Developed by the famous MIT-Harvard genomics joint venture, the Broad Institute, GATK underpins a host of apps for processing data from next-generation sequencing platforms. In the three years since it launched, the open source platform has built a monthly user base of 100,000 clinicians, biomedical researchers and bioinformatics professionals. Appistry is now targeting the for-profit slice of this community.

Appistry and the Broad Institute develop software that aims to analyze complex genomic data, which has exploded in volume with the advent of next-generation sequencing machines and dramatically falling costs of decoding DNA with the platforms.

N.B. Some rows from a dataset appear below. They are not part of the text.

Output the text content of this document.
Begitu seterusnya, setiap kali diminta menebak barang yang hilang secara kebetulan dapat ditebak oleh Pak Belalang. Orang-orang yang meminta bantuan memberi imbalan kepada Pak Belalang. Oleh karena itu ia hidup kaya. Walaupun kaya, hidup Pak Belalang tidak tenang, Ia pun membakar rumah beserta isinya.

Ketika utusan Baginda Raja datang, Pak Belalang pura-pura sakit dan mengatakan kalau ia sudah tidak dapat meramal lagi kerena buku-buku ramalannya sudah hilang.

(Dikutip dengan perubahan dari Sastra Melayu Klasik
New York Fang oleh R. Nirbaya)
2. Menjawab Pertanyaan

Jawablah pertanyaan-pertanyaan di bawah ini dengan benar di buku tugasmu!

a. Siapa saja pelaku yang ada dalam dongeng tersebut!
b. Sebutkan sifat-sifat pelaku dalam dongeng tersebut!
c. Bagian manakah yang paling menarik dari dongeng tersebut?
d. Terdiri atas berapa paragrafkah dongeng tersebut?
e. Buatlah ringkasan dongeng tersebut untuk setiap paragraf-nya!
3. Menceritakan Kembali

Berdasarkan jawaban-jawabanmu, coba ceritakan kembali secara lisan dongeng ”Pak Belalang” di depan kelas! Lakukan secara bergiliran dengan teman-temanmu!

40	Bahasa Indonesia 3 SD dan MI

To access the latest iteration of the platform, GATK 2.0, users at for-profit businesses need to pay a subscription fee. Appistry CEO Kevin Haar sees the move as a way to secure the future of GATK. "I think there's so much happening in this space and this space is moving so aggressively forward, that there's more and more opportunities for a toolkit like GATK to make a contribution," Haar told Bio-IT World.

In return for coughing up a license fee, for-profit users will receive customer support services from Appistry. The Broad Institute said commercial users had driven the move to a paid-for model by asking for better updates and support. "As an academic institution, we don't have the resources to offer the level of support that many for-profit users of the GATK want and need," said David Altshuler, deputy director of the Broad Institute.

The Broad Institute will also leverage the commercial infrastructure at Appistry to maximize sales while retaining its focus on development of the platform. Sales from the distribution deal will help the Broad Institute keep GATK free for its academic users. Nonprofits will have free access to GATK 2.0, while the old versions, renamed GATK-lite, will remain available for all.